Network monitoring is a vital part of your security architecture and layered security portfolio. Step one in your network monitoring safety checklist is making sure you have network monitoring in the first place. The rest of our steps assume you have network monitoring and lay out five ways to optimize its value.
1. Consolidate Around a Central Tool
Even if you have a network monitoring solution, you may still be relying upon myriad tools to monitor all of your network devices. We're not advising that you throw away all these tools, but don't depend upon them for things that your centralized network monitoring solution can more easily and effectively provide.
Our advice is to take full advantage of a consolidated view of your entire network infrastructure. This holistic view creates broad and deep visibility that can't be matched by an array of disparate monitoring solutions. With network monitoring you can see your complex and interrelated network resources in an end-to-end way, and understand all the dependencies amongst your network components. Silo-specific monitoring tools simply don't understand all these dependencies.

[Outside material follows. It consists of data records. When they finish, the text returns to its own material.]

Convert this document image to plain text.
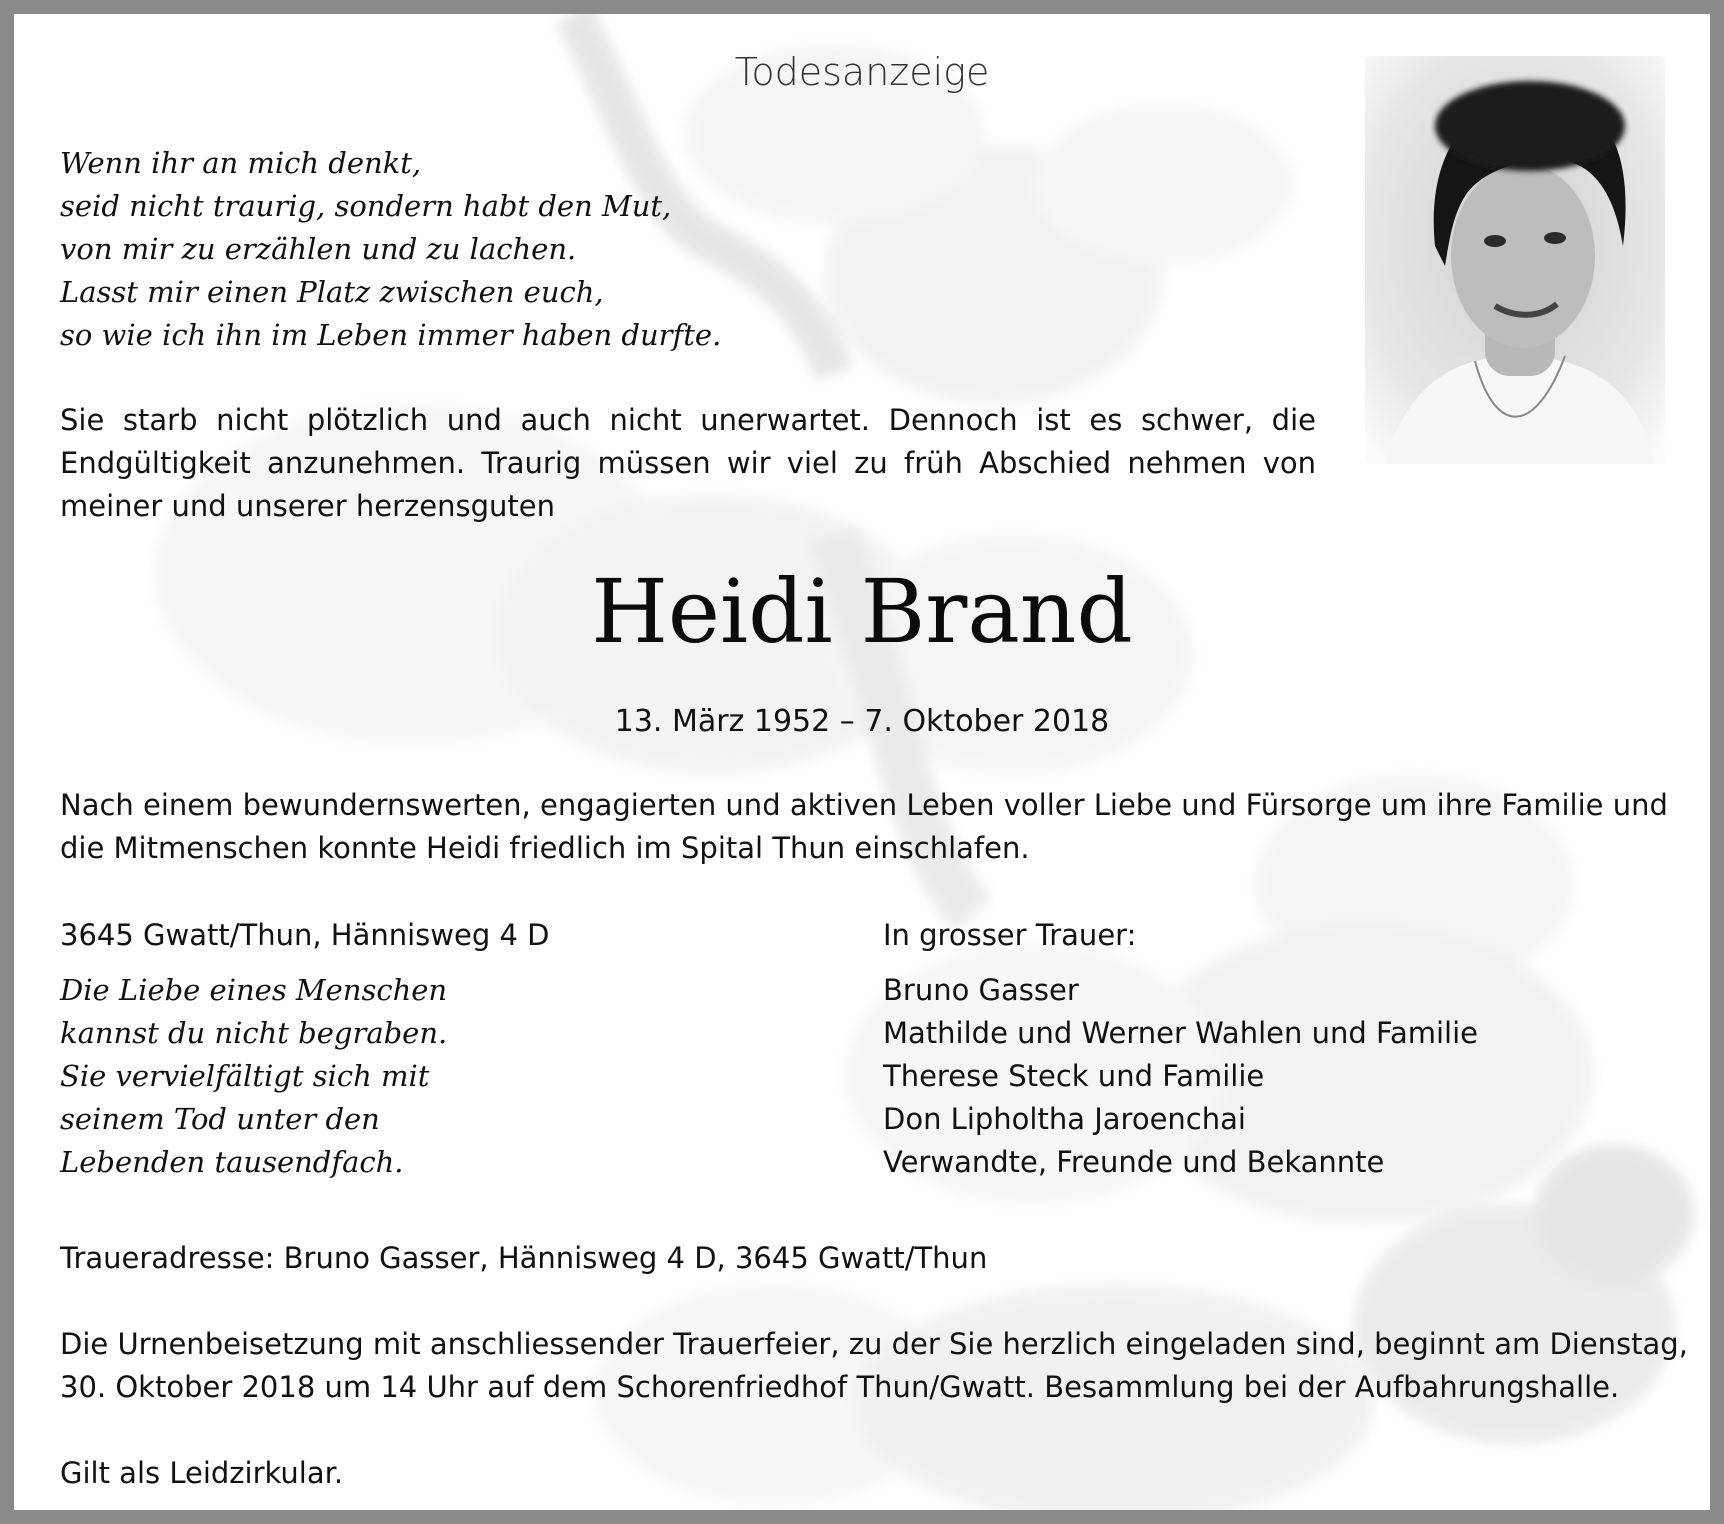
Todesanzeige
Wenn ihr an mich denkt,
seid nicht traurig, sondern habt den Mut,
von mir zu erzählen und zu lachen.
Lasst mir einen Platz zwischen euch,
so wie ich ihn im Leben immer haben durfte.
Sie starb nicht plötzlich und auch nicht unerwartet. Dennoch ist es schwer, die
Endgültigkeit anzunehmen. Traurig müssen wir viel zu früh Abschied nehmen von
meiner und unserer herzensguten
Heidi Brand
13. März 1952 – 7. Oktober 2018
Nach einem bewundernswerten, engagierten und aktiven Leben voller Liebe und Fürsorge um ihre Familie und
die Mitmenschen konnte Heidi friedlich im Spital Thun einschlafen.
3645 Gwatt/Thun, Hännisweg 4 D
Die Liebe eines Menschen
kannst du nicht begraben.
Sie vervielfältigt sich mit
seinem Tod unter den
Lebenden tausendfach.
In grosser Trauer:
Bruno Gasser
Mathilde und Werner Wahlen und Familie
Therese Steck und Familie
Don Lipholtha Jaroenchai
Verwandte, Freunde und Bekannte
Traueradresse: Bruno Gasser, Hännisweg 4 D, 3645 Gwatt/Thun
Die Urnenbeisetzung mit anschliessender Trauerfeier, zu der Sie herzlich eingeladen sind, beginnt am Dienstag,
30. Oktober 2018 um 14 Uhr auf dem Schorenfriedhof Thun/Gwatt. Besammlung bei der Aufbahrungshalle.
Gilt als Leidzirkular.
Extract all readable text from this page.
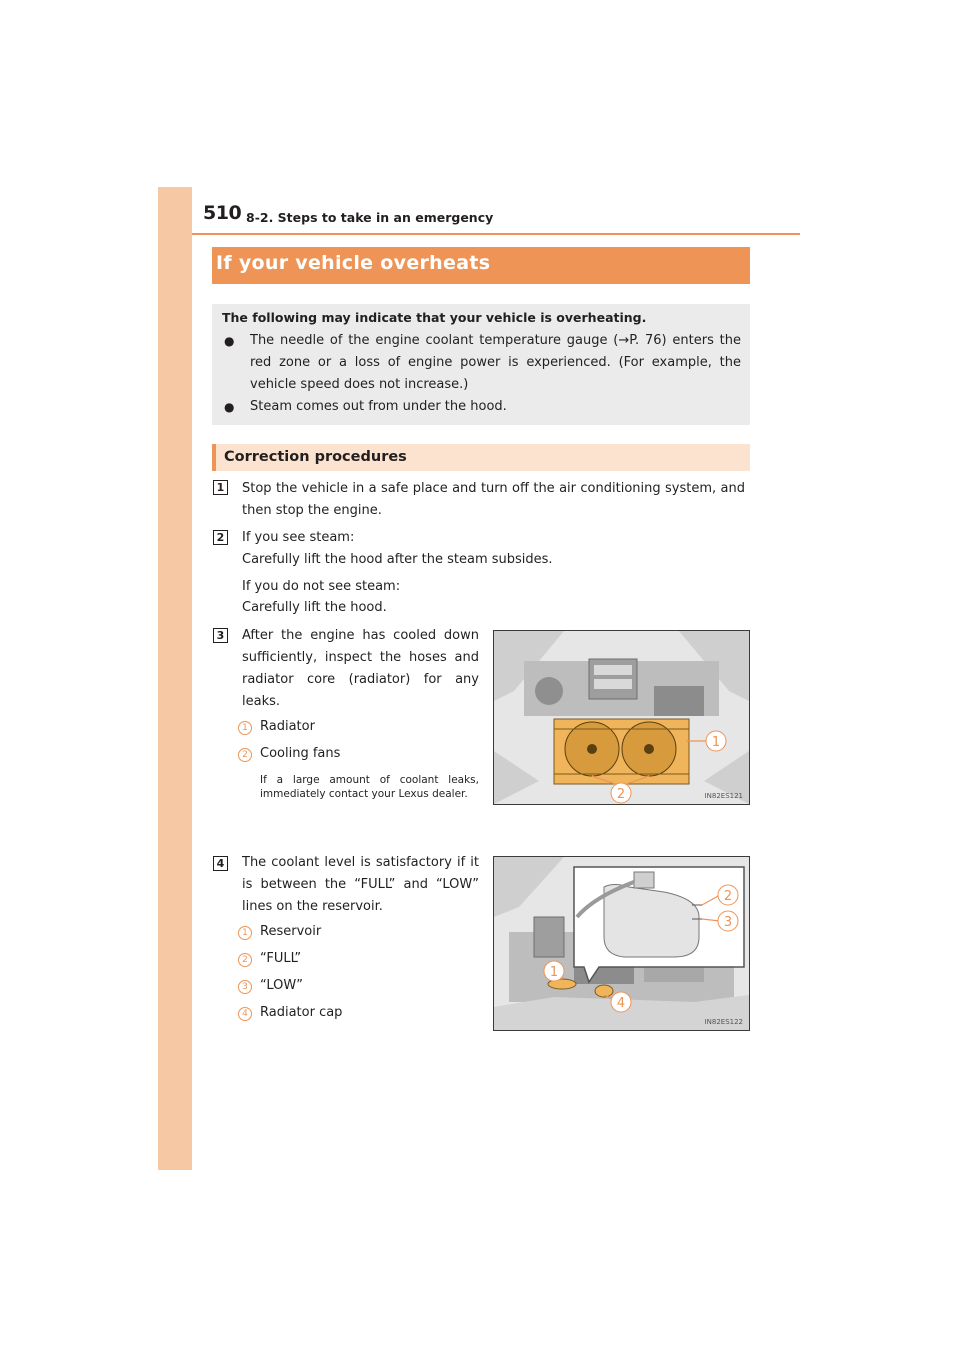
510 8-2. Steps to take in an emergency
If your vehicle overheats
The following may indicate that your vehicle is overheating.
● The needle of the engine coolant temperature gauge (→P. 76) enters the red zone or a loss of engine power is experienced. (For example, the vehicle speed does not increase.)
● Steam comes out from under the hood.
Correction procedures
1 Stop the vehicle in a safe place and turn off the air conditioning system, and then stop the engine.
2 If you see steam:
Carefully lift the hood after the steam subsides.
If you do not see steam:
Carefully lift the hood.
3 After the engine has cooled down sufficiently, inspect the hoses and radiator core (radiator) for any leaks.
1 Radiator
2 Cooling fans
If a large amount of coolant leaks, immediately contact your Lexus dealer.
1
2	IN82ES121
4 The coolant level is satisfactory if it is between the “FULL” and “LOW” lines on the reservoir.
1 Reservoir
2 “FULL”
3 “LOW”
4 Radiator cap
2
3
1
4
IN82ES122
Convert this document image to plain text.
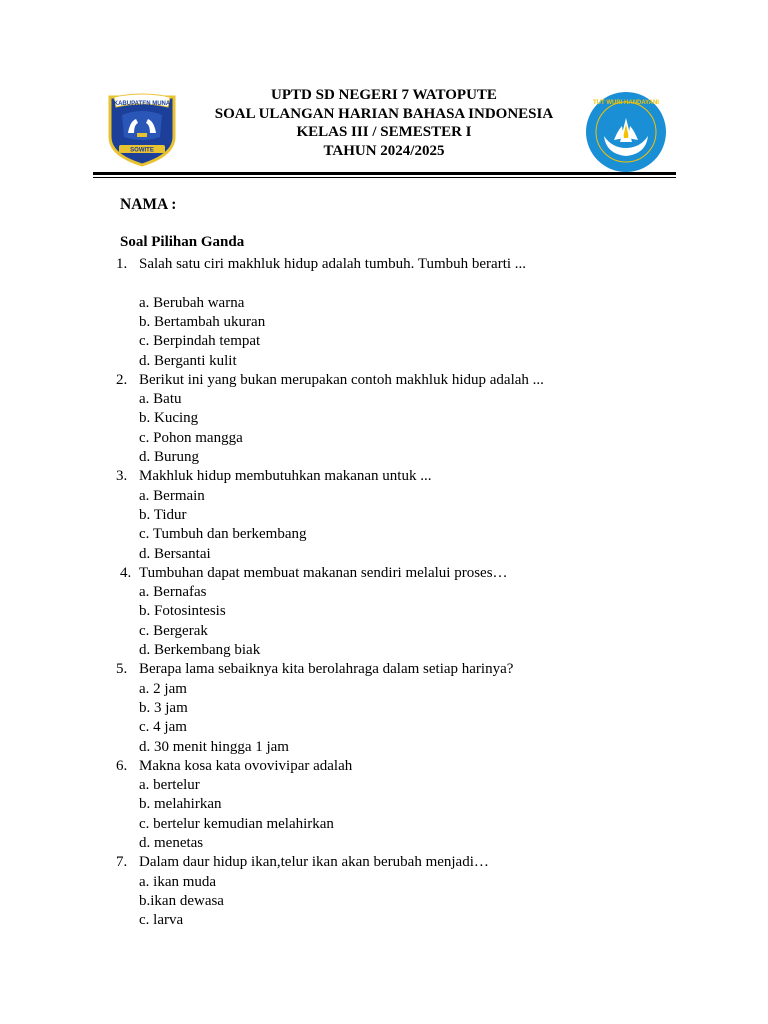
UPTD SD NEGERI 7 WATOPUTE
SOAL ULANGAN HARIAN BAHASA INDONESIA
KELAS III / SEMESTER I
TAHUN 2024/2025
KABUPATEN MUNA
SOWITE
TUT WURI HANDAYANI
NAMA :
Soal Pilihan Ganda
1. Salah satu ciri makhluk hidup adalah tumbuh. Tumbuh berarti ...
a. Berubah warna
b. Bertambah ukuran
c. Berpindah tempat
d. Berganti kulit
2. Berikut ini yang bukan merupakan contoh makhluk hidup adalah ...
a. Batu
b. Kucing
c. Pohon mangga
d. Burung
3. Makhluk hidup membutuhkan makanan untuk ...
a. Bermain
b. Tidur
c. Tumbuh dan berkembang
d. Bersantai
4. Tumbuhan dapat membuat makanan sendiri melalui proses…
a. Bernafas
b. Fotosintesis
c. Bergerak
d. Berkembang biak
5. Berapa lama sebaiknya kita berolahraga dalam setiap harinya?
a. 2 jam
b. 3 jam
c. 4 jam
d. 30 menit hingga 1 jam
6. Makna kosa kata ovovivipar adalah
a. bertelur
b. melahirkan
c. bertelur kemudian melahirkan
d. menetas
7. Dalam daur hidup ikan,telur ikan akan berubah menjadi…
a. ikan muda
b.ikan dewasa
c. larva
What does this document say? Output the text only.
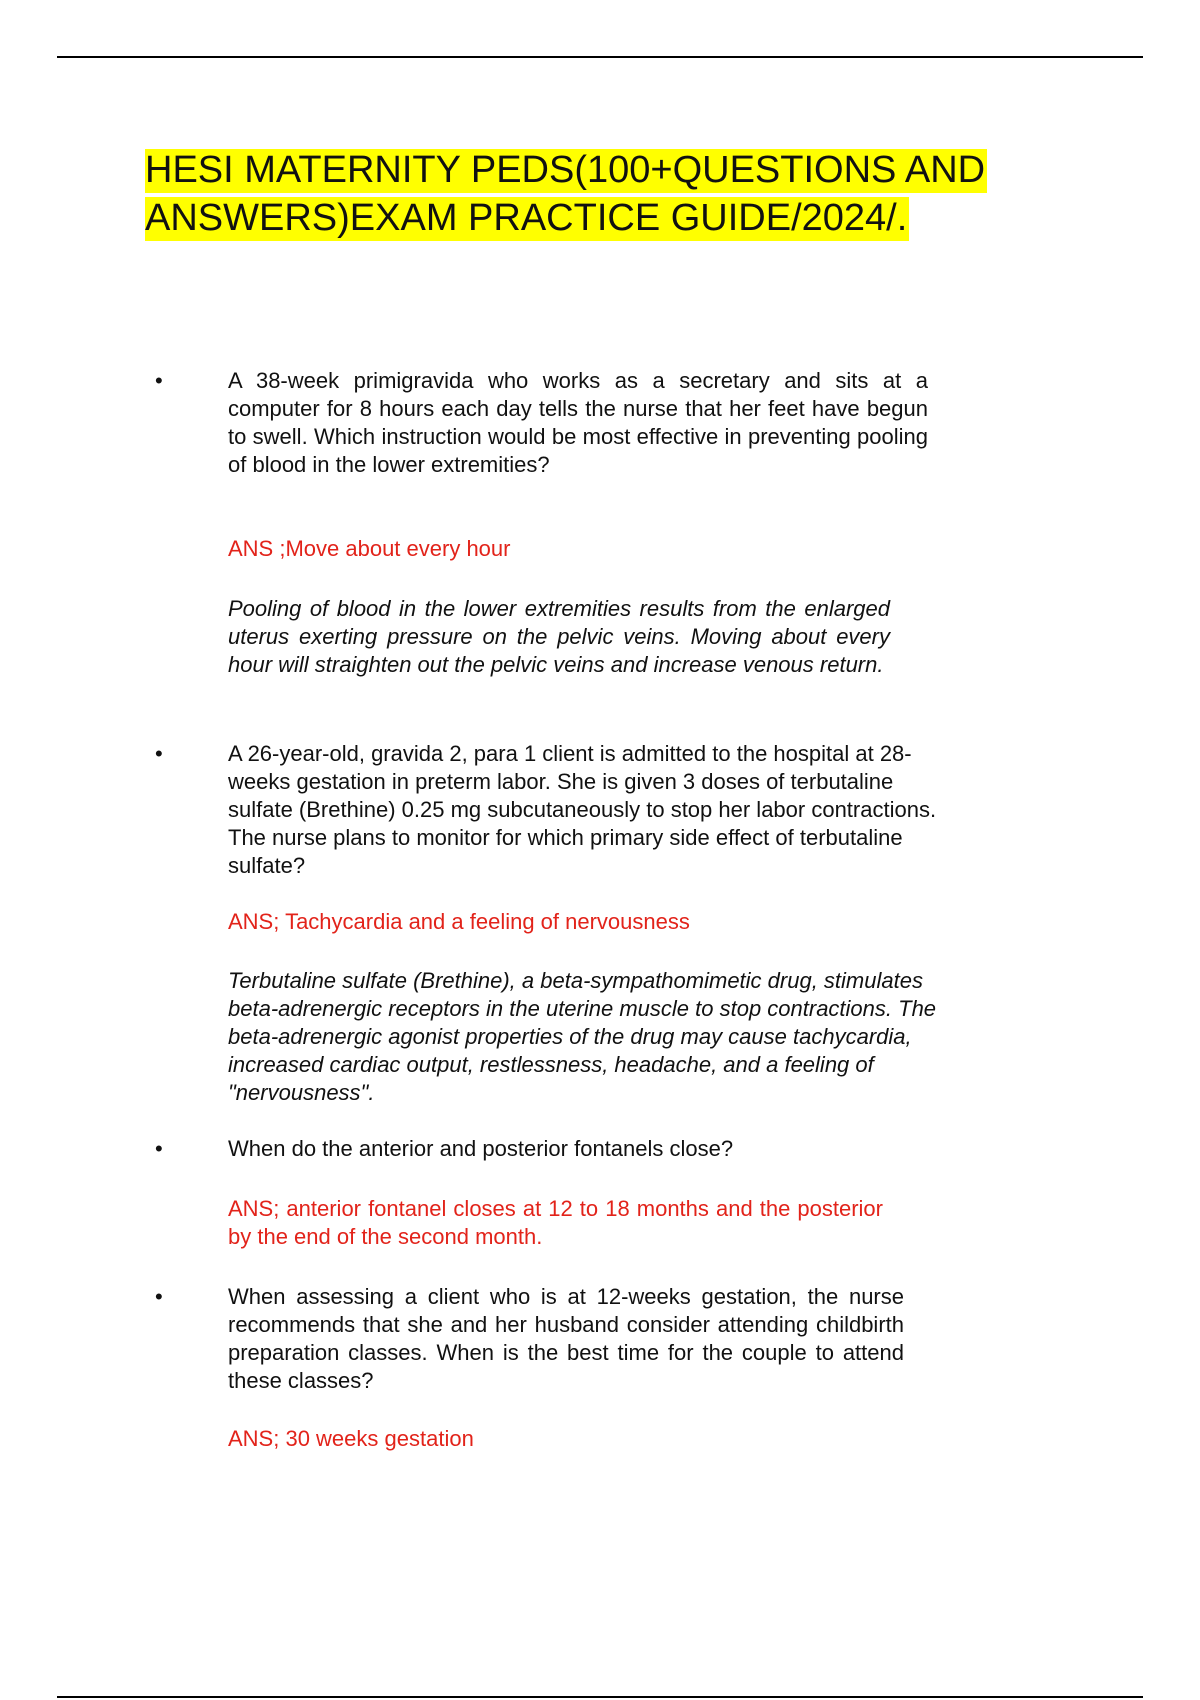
HESI MATERNITY PEDS(100+QUESTIONS AND ANSWERS)EXAM PRACTICE GUIDE/2024/.
•	A 38-week primigravida who works as a secretary and sits at a computer for 8 hours each day tells the nurse that her feet have begun to swell. Which instruction would be most effective in preventing pooling of blood in the lower extremities?
ANS ;Move about every hour
Pooling of blood in the lower extremities results from the enlarged uterus exerting pressure on the pelvic veins. Moving about every hour will straighten out the pelvic veins and increase venous return.
•	A 26-year-old, gravida 2, para 1 client is admitted to the hospital at 28-weeks gestation in preterm labor. She is given 3 doses of terbutaline sulfate (Brethine) 0.25 mg subcutaneously to stop her labor contractions. The nurse plans to monitor for which primary side effect of terbutaline sulfate?
ANS; Tachycardia and a feeling of nervousness
Terbutaline sulfate (Brethine), a beta-sympathomimetic drug, stimulates beta-adrenergic receptors in the uterine muscle to stop contractions. The beta-adrenergic agonist properties of the drug may cause tachycardia, increased cardiac output, restlessness, headache, and a feeling of "nervousness".
•	When do the anterior and posterior fontanels close?
ANS; anterior fontanel closes at 12 to 18 months and the posterior by the end of the second month.
•	When assessing a client who is at 12-weeks gestation, the nurse recommends that she and her husband consider attending childbirth preparation classes. When is the best time for the couple to attend these classes?
ANS; 30 weeks gestation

When it comes time to troubleshoot, all these siloed solutions are roadblocks slowing down the process. “If you are using different tools to monitor network devices, servers, virtual environments and applications, it can be a nightmare to try to quickly locate the root cause of a problem. With disparate monitoring solutions, you lack visibility into your complex, interdependent network, applications and servers. This makes the process of finding the root cause of performance issues slow and painful,” explains our WhatsUp Gold piece on Best Practices for Network Troubleshooting. “So, when there is a problem, users put up with delays and difficulties for far longer than they are prepared to tolerate. Complaints escalate, and management gets frustrated… and involved.”
2. Sidestep Alert Storms
Not understanding dependencies can also lead to an aggravating condition called alert storms. This is where either your network monitoring solution or disparate monitoring tools are set to send alarms and alerts when there's a trouble with that particular component. The problem is the component itself is probably not the problem, but instead a network resource that that component is dependent upon has gone awry. In fact, there may be many dependent components all sending off alarms when a core component such as a router goes down.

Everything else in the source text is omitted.